The night was still. The stars and the moon shone brightly on a troubled world. War in Europe; the second time in a quarter of a century. France was again echoing to the sound of German guns and the rest of the world paused waiting–for what? In an Australian city the young woman was waiting also–for the commonplace, the everyday miracle–the coming of a wanted child.

The curtains stirred as the wind whispered gently and everything seemed poised listening. The child in the womb stirred, waking the sleeping woman. The whispers grew stronger and she knew this day her babe would be born. What did life hold for this child already loved? What lay ahead, not in the dim distant future, but in the now–the immediate, with this world so shatteringly troubled. The mother trembled and prayed for peace in this babe’s time and a better world for the young to live and grow in bodily and in spirit… Of all the miracles of science in this twentieth century none can surpass the miracle of begetting and the birth of a wanted child…

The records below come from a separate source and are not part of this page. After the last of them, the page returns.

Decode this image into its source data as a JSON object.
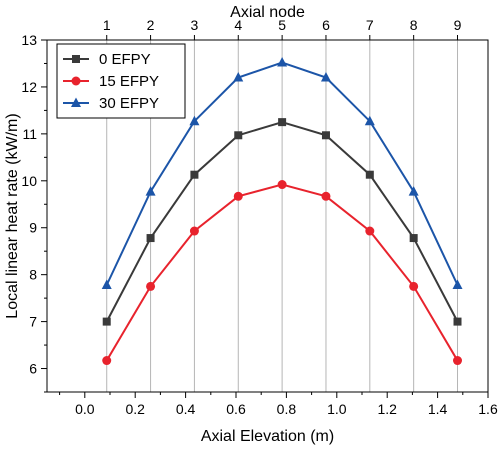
{
  "chart_data": {
    "type": "line",
    "xlabel": "Axial Elevation (m)",
    "ylabel": "Local linear heat rate (kW/m)",
    "top_axis_label": "Axial node",
    "x": [
      0.087,
      0.261,
      0.435,
      0.609,
      0.783,
      0.957,
      1.131,
      1.305,
      1.479
    ],
    "nodes": [
      "1",
      "2",
      "3",
      "4",
      "5",
      "6",
      "7",
      "8",
      "9"
    ],
    "xlim": [
      -0.15,
      1.6
    ],
    "ylim": [
      5.5,
      13
    ],
    "xticks": [
      "0.0",
      "0.2",
      "0.4",
      "0.6",
      "0.8",
      "1.0",
      "1.2",
      "1.4",
      "1.6"
    ],
    "yticks": [
      "6",
      "7",
      "8",
      "9",
      "10",
      "11",
      "12",
      "13"
    ],
    "grid": "vertical lines at axial nodes",
    "legend_position": "top-left",
    "series": [
      {
        "name": "0 EFPY",
        "color": "#3a3a3a",
        "marker": "square",
        "values": [
          7.0,
          8.78,
          10.13,
          10.97,
          11.25,
          10.97,
          10.13,
          8.78,
          7.0
        ]
      },
      {
        "name": "15 EFPY",
        "color": "#e8232d",
        "marker": "circle",
        "values": [
          6.17,
          7.75,
          8.93,
          9.67,
          9.92,
          9.67,
          8.93,
          7.75,
          6.17
        ]
      },
      {
        "name": "30 EFPY",
        "color": "#1c55a8",
        "marker": "triangle",
        "values": [
          7.78,
          9.77,
          11.27,
          12.2,
          12.52,
          12.2,
          11.27,
          9.77,
          7.78
        ]
      }
    ]
  }
}
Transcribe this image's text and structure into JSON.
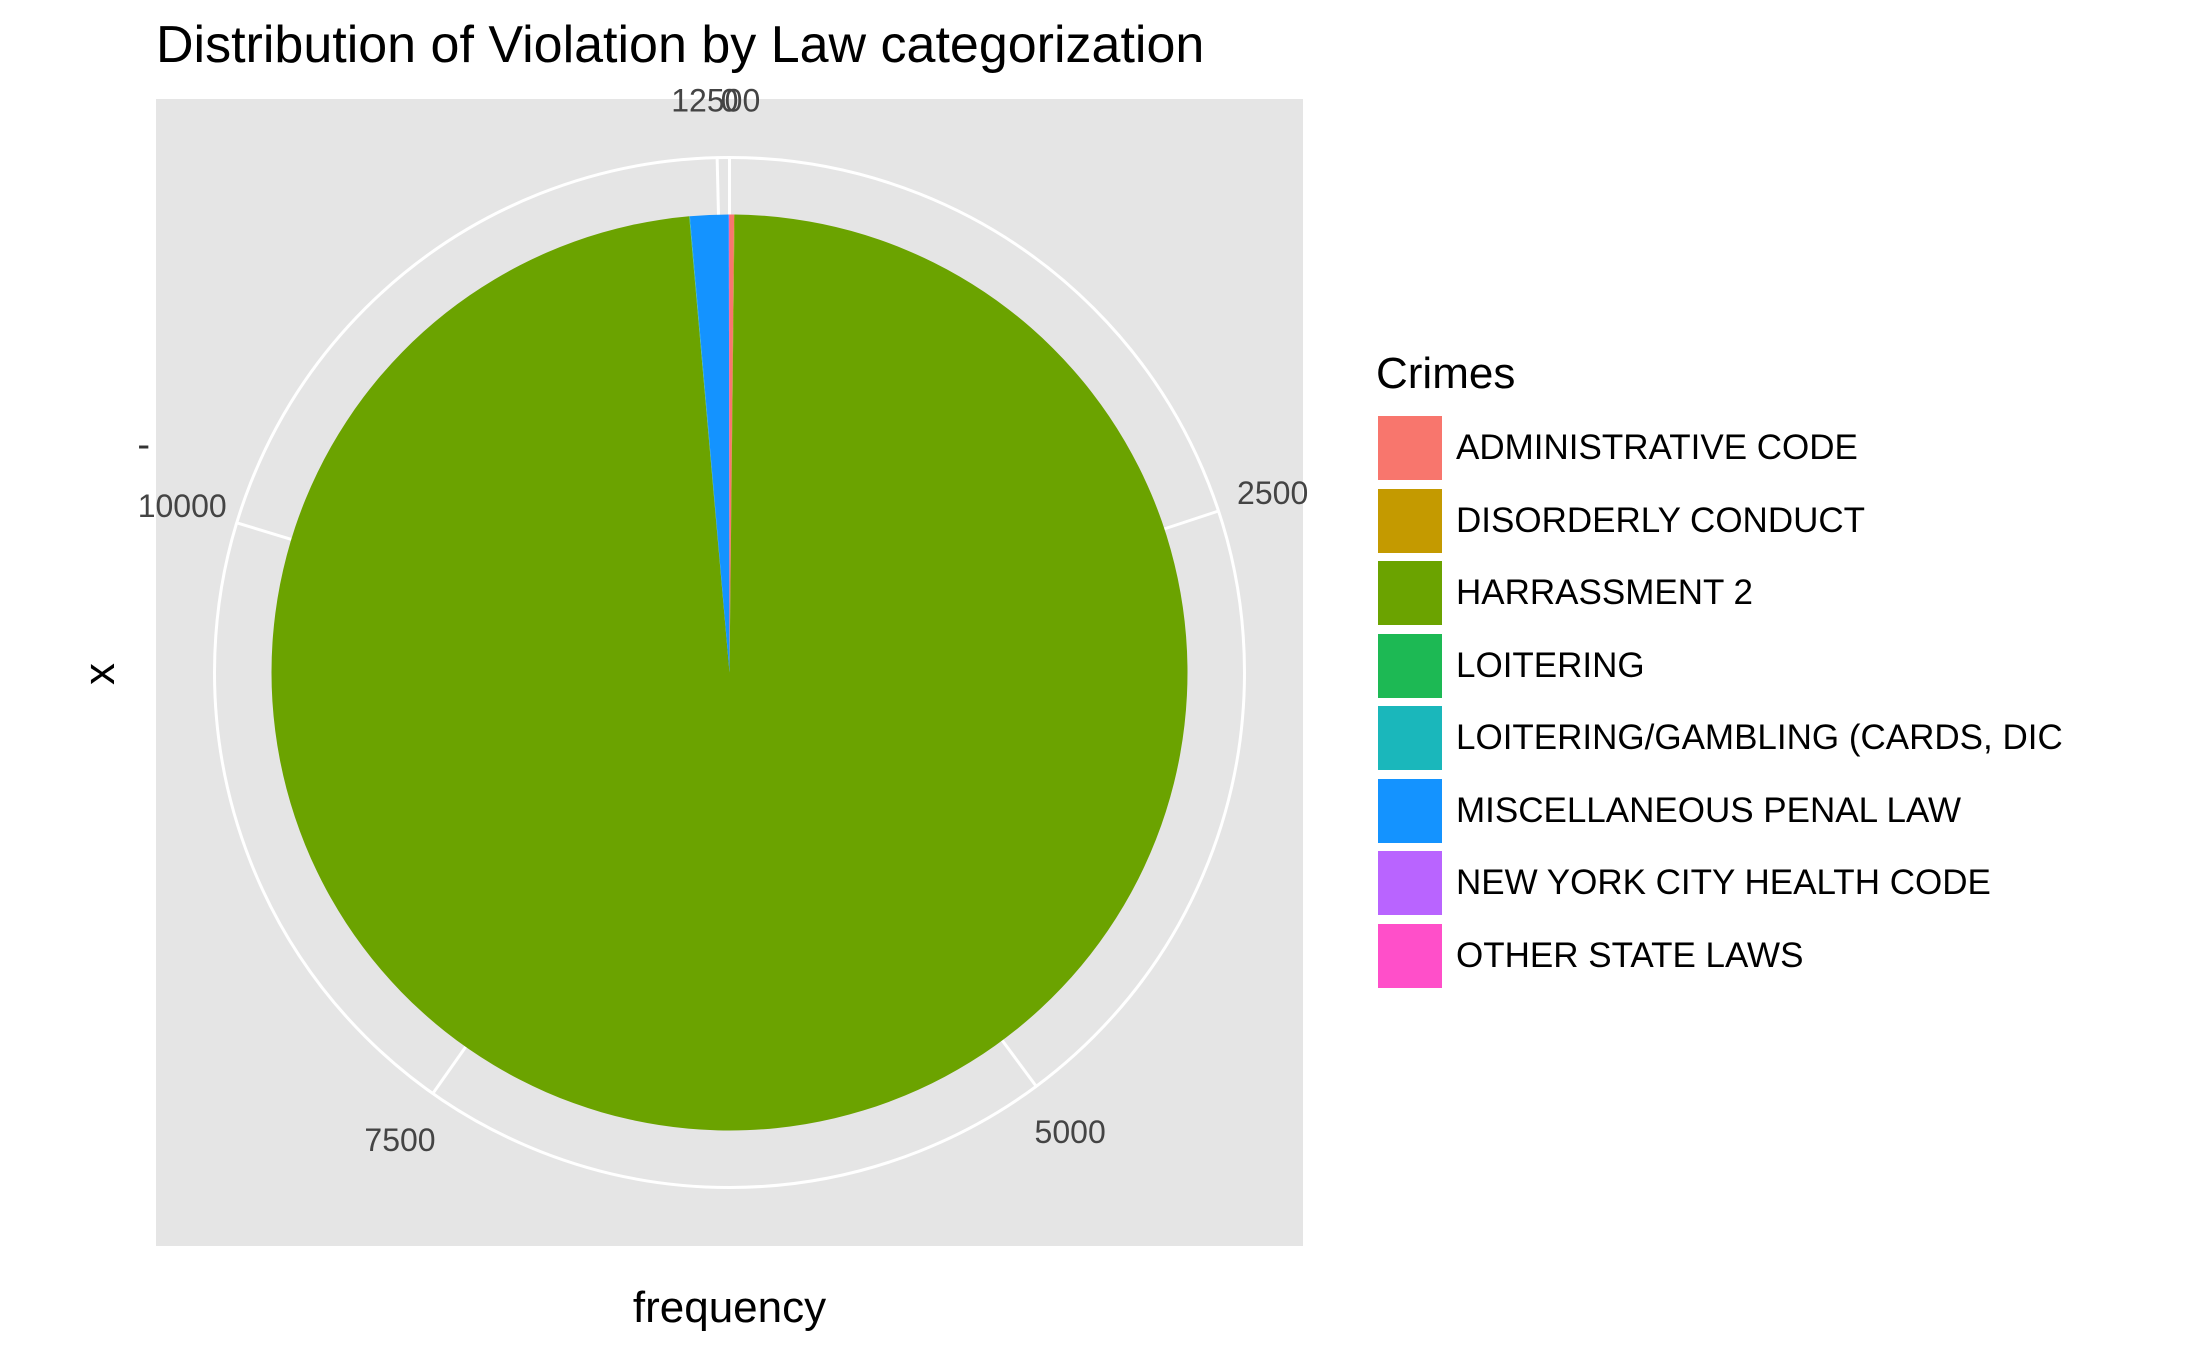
{
  "chart_data": {
    "type": "pie",
    "title": "Distribution of Violation by Law categorization",
    "xlabel": "frequency",
    "ylabel": "x",
    "y_tick_label": "-",
    "legend_title": "Crimes",
    "legend_position": "right",
    "panel_background": "#e5e5e5",
    "grid_color": "#ffffff",
    "radial_ticks": [
      0,
      2500,
      5000,
      7500,
      10000,
      12500
    ],
    "radial_tick_labels": [
      "0",
      "2500",
      "5000",
      "7500",
      "10000",
      "12500"
    ],
    "slices": [
      {
        "label": "ADMINISTRATIVE CODE",
        "value": 20,
        "color": "#F8766D"
      },
      {
        "label": "DISORDERLY CONDUCT",
        "value": 2,
        "color": "#C49A00"
      },
      {
        "label": "HARRASSMENT 2",
        "value": 12350,
        "color": "#6BA300"
      },
      {
        "label": "LOITERING",
        "value": 1,
        "color": "#1DB954"
      },
      {
        "label": "LOITERING/GAMBLING (CARDS, DIC",
        "value": 2,
        "color": "#1AB7BB"
      },
      {
        "label": "MISCELLANEOUS PENAL LAW",
        "value": 170,
        "color": "#1493FF"
      },
      {
        "label": "NEW YORK CITY HEALTH CODE",
        "value": 1,
        "color": "#B964FF"
      },
      {
        "label": "OTHER STATE LAWS",
        "value": 2,
        "color": "#FF4FC9"
      }
    ]
  }
}
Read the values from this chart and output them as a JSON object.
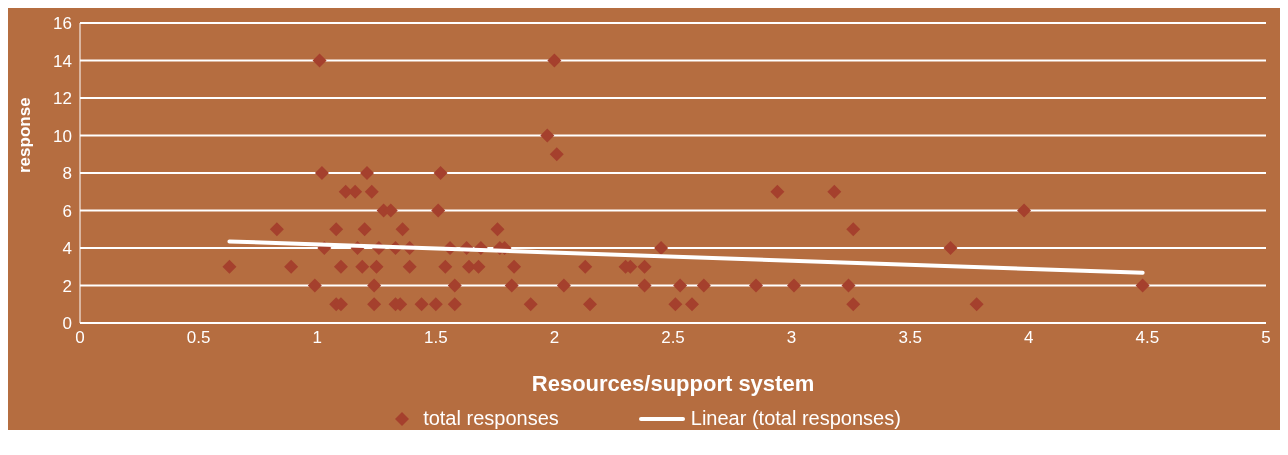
{
  "chart_data": {
    "type": "scatter",
    "xlabel": "Resources/support system",
    "ylabel": "response",
    "xlim": [
      0,
      5
    ],
    "xticks": [
      0,
      0.5,
      1,
      1.5,
      2,
      2.5,
      3,
      3.5,
      4,
      4.5,
      5
    ],
    "ylim": [
      0,
      16
    ],
    "yticks": [
      0,
      2,
      4,
      6,
      8,
      10,
      12,
      14,
      16
    ],
    "grid": "y",
    "legend": "bottom",
    "series": [
      {
        "name": "total responses",
        "color": "#a5402d",
        "marker": "diamond",
        "x": [
          0.63,
          0.83,
          0.89,
          0.99,
          1.01,
          1.02,
          1.03,
          1.08,
          1.08,
          1.1,
          1.1,
          1.12,
          1.16,
          1.17,
          1.19,
          1.2,
          1.21,
          1.23,
          1.24,
          1.24,
          1.25,
          1.26,
          1.28,
          1.31,
          1.33,
          1.33,
          1.35,
          1.36,
          1.39,
          1.39,
          1.44,
          1.5,
          1.51,
          1.52,
          1.54,
          1.56,
          1.58,
          1.58,
          1.63,
          1.64,
          1.68,
          1.69,
          1.76,
          1.77,
          1.79,
          1.82,
          1.83,
          1.9,
          1.97,
          2.0,
          2.01,
          2.04,
          2.13,
          2.15,
          2.3,
          2.32,
          2.38,
          2.38,
          2.45,
          2.51,
          2.53,
          2.58,
          2.63,
          2.85,
          2.94,
          3.01,
          3.18,
          3.24,
          3.26,
          3.26,
          3.67,
          3.78,
          3.98,
          4.48
        ],
        "values": [
          3,
          5,
          3,
          2,
          14,
          8,
          4,
          5,
          1,
          3,
          1,
          7,
          7,
          4,
          3,
          5,
          8,
          7,
          2,
          1,
          3,
          4,
          6,
          6,
          4,
          1,
          1,
          5,
          3,
          4,
          1,
          1,
          6,
          8,
          3,
          4,
          2,
          1,
          4,
          3,
          3,
          4,
          5,
          4,
          4,
          2,
          3,
          1,
          10,
          14,
          9,
          2,
          3,
          1,
          3,
          3,
          3,
          2,
          4,
          1,
          2,
          1,
          2,
          2,
          7,
          2,
          7,
          2,
          5,
          1,
          4,
          1,
          6,
          2
        ]
      },
      {
        "name": "Linear (total responses)",
        "type": "line",
        "marker": "none",
        "color": "#ffffff",
        "x": [
          0.63,
          4.48
        ],
        "values": [
          4.35,
          2.68
        ]
      }
    ]
  }
}
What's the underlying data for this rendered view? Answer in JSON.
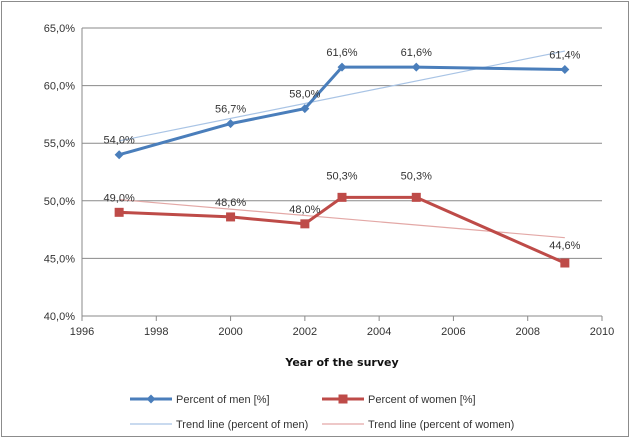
{
  "chart_data": {
    "type": "line",
    "xlabel": "Year of the survey",
    "ylabel": "",
    "xlim": [
      1996,
      2010
    ],
    "ylim": [
      40,
      65
    ],
    "x_ticks": [
      "1996",
      "1998",
      "2000",
      "2002",
      "2004",
      "2006",
      "2008",
      "2010"
    ],
    "y_ticks": [
      "40,0%",
      "45,0%",
      "50,0%",
      "55,0%",
      "60,0%",
      "65,0%"
    ],
    "grid": "horizontal",
    "legend_position": "bottom",
    "series": [
      {
        "name": "Percent of men [%]",
        "color": "#4a7ebb",
        "marker": "diamond",
        "x": [
          1997,
          2000,
          2002,
          2003,
          2005,
          2009
        ],
        "values": [
          54.0,
          56.7,
          58.0,
          61.6,
          61.6,
          61.4
        ],
        "labels": [
          "54,0%",
          "56,7%",
          "58,0%",
          "61,6%",
          "61,6%",
          "61,4%"
        ]
      },
      {
        "name": "Percent of women [%]",
        "color": "#be4b48",
        "marker": "square",
        "x": [
          1997,
          2000,
          2002,
          2003,
          2005,
          2009
        ],
        "values": [
          49.0,
          48.6,
          48.0,
          50.3,
          50.3,
          44.6
        ],
        "labels": [
          "49,0%",
          "48,6%",
          "48,0%",
          "50,3%",
          "50,3%",
          "44,6%"
        ]
      }
    ],
    "trendlines": [
      {
        "name": "Trend line (percent of men)",
        "color": "#a9c4e5",
        "x": [
          1997,
          2009
        ],
        "values": [
          55.2,
          63.0
        ]
      },
      {
        "name": "Trend line (percent of women)",
        "color": "#e3a8a6",
        "x": [
          1997,
          2009
        ],
        "values": [
          50.1,
          46.8
        ]
      }
    ]
  }
}
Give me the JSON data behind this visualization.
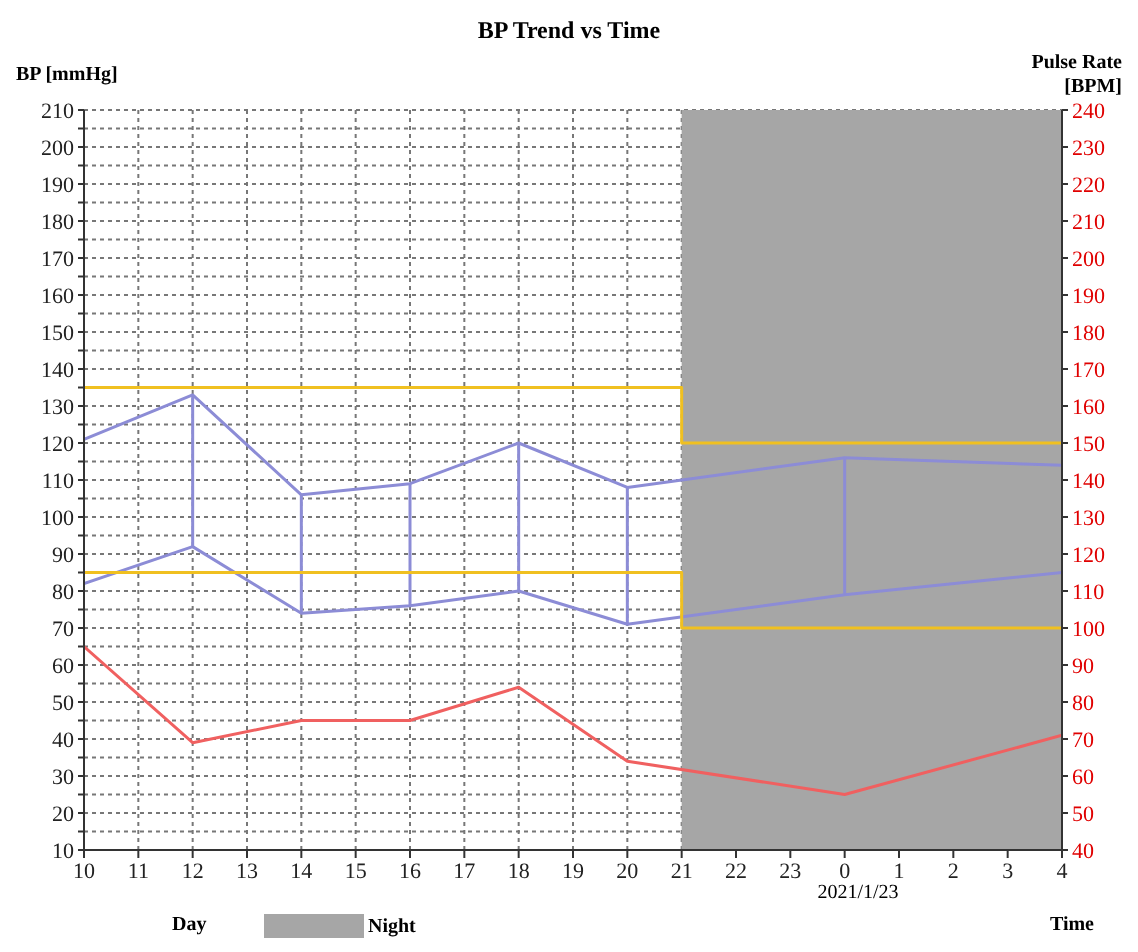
{
  "chart_data": {
    "type": "line",
    "title": "BP Trend vs Time",
    "xlabel": "Time",
    "ylabel": "BP [mmHg]",
    "y2label": "Pulse Rate [BPM]",
    "x": [
      "2021-01-22T10:00",
      "2021-01-22T12:00",
      "2021-01-22T14:00",
      "2021-01-22T16:00",
      "2021-01-22T18:00",
      "2021-01-22T20:00",
      "2021-01-23T00:00",
      "2021-01-23T04:00"
    ],
    "xlim": [
      "2021-01-22T10:00",
      "2021-01-23T04:00"
    ],
    "xticks": [
      {
        "value": "2021-01-22T10:00",
        "label": "10"
      },
      {
        "value": "2021-01-22T11:00",
        "label": "11"
      },
      {
        "value": "2021-01-22T12:00",
        "label": "12"
      },
      {
        "value": "2021-01-22T13:00",
        "label": "13"
      },
      {
        "value": "2021-01-22T14:00",
        "label": "14"
      },
      {
        "value": "2021-01-22T15:00",
        "label": "15"
      },
      {
        "value": "2021-01-22T16:00",
        "label": "16"
      },
      {
        "value": "2021-01-22T17:00",
        "label": "17"
      },
      {
        "value": "2021-01-22T18:00",
        "label": "18"
      },
      {
        "value": "2021-01-22T19:00",
        "label": "19"
      },
      {
        "value": "2021-01-22T20:00",
        "label": "20"
      },
      {
        "value": "2021-01-22T21:00",
        "label": "21"
      },
      {
        "value": "2021-01-22T22:00",
        "label": "22"
      },
      {
        "value": "2021-01-22T23:00",
        "label": "23"
      },
      {
        "value": "2021-01-23T00:00",
        "label": "0"
      },
      {
        "value": "2021-01-23T01:00",
        "label": "1"
      },
      {
        "value": "2021-01-23T02:00",
        "label": "2"
      },
      {
        "value": "2021-01-23T03:00",
        "label": "3"
      },
      {
        "value": "2021-01-23T04:00",
        "label": "4"
      }
    ],
    "ylim": [
      10,
      210
    ],
    "yticks": [
      10,
      {
        "value": 15,
        "label": null
      },
      20,
      {
        "value": 25,
        "label": null
      },
      30,
      {
        "value": 35,
        "label": null
      },
      40,
      {
        "value": 45,
        "label": null
      },
      50,
      {
        "value": 55,
        "label": null
      },
      60,
      {
        "value": 65,
        "label": null
      },
      70,
      {
        "value": 75,
        "label": null
      },
      80,
      {
        "value": 85,
        "label": null
      },
      90,
      {
        "value": 95,
        "label": null
      },
      100,
      {
        "value": 105,
        "label": null
      },
      110,
      {
        "value": 115,
        "label": null
      },
      120,
      {
        "value": 125,
        "label": null
      },
      130,
      {
        "value": 135,
        "label": null
      },
      140,
      {
        "value": 145,
        "label": null
      },
      150,
      {
        "value": 155,
        "label": null
      },
      160,
      {
        "value": 165,
        "label": null
      },
      170,
      {
        "value": 175,
        "label": null
      },
      180,
      {
        "value": 185,
        "label": null
      },
      190,
      {
        "value": 195,
        "label": null
      },
      200,
      {
        "value": 205,
        "label": null
      },
      210
    ],
    "y2lim": [
      40,
      240
    ],
    "y2ticks": [
      40,
      50,
      60,
      70,
      80,
      90,
      100,
      110,
      120,
      130,
      140,
      150,
      160,
      170,
      180,
      190,
      200,
      210,
      220,
      230,
      240
    ],
    "series": [
      {
        "color": "#8c8cd6",
        "values": [
          121,
          133,
          106,
          109,
          120,
          108,
          116,
          114
        ]
      },
      {
        "color": "#8c8cd6",
        "values": [
          82,
          92,
          74,
          76,
          80,
          71,
          79,
          85
        ]
      },
      {
        "color": "#8c8cd6",
        "x": [
          "2021-01-22T12:00",
          "2021-01-22T12:00"
        ],
        "values": [
          133,
          92
        ]
      },
      {
        "color": "#8c8cd6",
        "x": [
          "2021-01-22T14:00",
          "2021-01-22T14:00"
        ],
        "values": [
          106,
          74
        ]
      },
      {
        "color": "#8c8cd6",
        "x": [
          "2021-01-22T16:00",
          "2021-01-22T16:00"
        ],
        "values": [
          109,
          76
        ]
      },
      {
        "color": "#8c8cd6",
        "x": [
          "2021-01-22T18:00",
          "2021-01-22T18:00"
        ],
        "values": [
          120,
          80
        ]
      },
      {
        "color": "#8c8cd6",
        "x": [
          "2021-01-22T20:00",
          "2021-01-22T20:00"
        ],
        "values": [
          108,
          71
        ]
      },
      {
        "color": "#8c8cd6",
        "x": [
          "2021-01-23T00:00",
          "2021-01-23T00:00"
        ],
        "values": [
          116,
          79
        ]
      },
      {
        "color": "#f06060",
        "axis": "y2",
        "values": [
          95,
          69,
          75,
          75,
          84,
          64,
          55,
          71
        ]
      },
      {
        "color": "#f0c020",
        "x": [
          "2021-01-22T10:00",
          "2021-01-22T21:00",
          "2021-01-22T21:00",
          "2021-01-23T04:00"
        ],
        "values": [
          135,
          135,
          120,
          120
        ]
      },
      {
        "color": "#f0c020",
        "x": [
          "2021-01-22T10:00",
          "2021-01-22T21:00",
          "2021-01-22T21:00",
          "2021-01-23T04:00"
        ],
        "values": [
          85,
          85,
          70,
          70
        ]
      }
    ],
    "bands": [
      {
        "axis": "x",
        "from": "2021-01-22T21:00",
        "to": "2021-01-23T04:00",
        "label": "Night",
        "color": "#a6a6a6"
      }
    ],
    "annotations": [
      "2021/1/23",
      "Day"
    ],
    "grid": true,
    "legend": "bottom",
    "marker": "none",
    "line_style": "solid"
  }
}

That day in 1940 the child was born–a girl–bringing with her all the tenderness of love that one small babe has brought over so many hundreds of years.

Shortly after, the father in the full flush of manhood with hundreds of others became a number in the R.A.A.F. The next six years held strife and fear, home-comings and leavings, waiting, hoping, praying while free peoples everywhere struggled to regain seemingly lost power and prestige against overwhelming odds. He, the father, served his country faithfully and well through the long dreary years. At home his small daughter grew, and, as it is with children, accepted the world around her. Mummy, Grandpa, Grandma, her big brother, and the baby brother who came later, and the father who appeared sometimes.

My brother Ian (1935-2017) and my sister Jeanette (1940-1952) — Auburn Street Sutherland around 1944
Jeanette and I — 1940s

The words I quoted above were written by my mother in the 1960s in Cronulla. She went on:

Then in 1945 the guns of War ceased. We hoped so vainly they had stopped for all time–and the father came home. The next few years held struggle of a different kind for the young weary parents whose lives, like so many, had been so deviously interrupted. To return to the normal, the everyday, does not perhaps seem difficult, but it is so very difficult, as so many found. Everything had altered, values and concepts had changed. One thing sustained this young family–the love of man for woman, of woman for man, of man and woman for their children. To hope, to pray, with faith, that some day, sometime, there would be a better world for all to live in. Again the years went swiftly–two years, four years, ordinary troubles, measles, mumps, broken arms, children’s hurts to mend–the guiding, the helping, the encouraging, the children growing, the joys, the laughter.

The babe of 1940 was now a slight, fair, lovable schoolgirl of twelve. So proud were the parents of this so dear a child who held the promise of the future in her clear blue eyes. The dreams they had–the dreams she had–such lovely dreams, such beautiful golden dreams.

The father and the mother bought a house, their first “own” home. Just an ordinary house in an ordinary street, in an ordinary suburb, in an Australian city. A house with room enough for the children to grow in to live in, to be “home” in all its true and good meaning. Moving day came with all its pressures, its turmoils, but with happiness in the hearts. The unseen figure in the shadows moved closer and struck, taking with it back to the shadows the beloved child, the child with so much promise, so many dreams–the child whose very presence had helped the mother’s war-torn soul through the years and whose sparkling nature had helped the father through the rehabilitation period. The beloved blue eyes were closed to this world forever.

Jeanette Heather Whitfield would have been 81 today. As I said, Ian and I always thought of each other on this day. Perhaps we still do.

I remember some of the songs she sang.

Perhaps just the ones she was learning at school.

Back row, second from the right — blonde hair, checkered dress.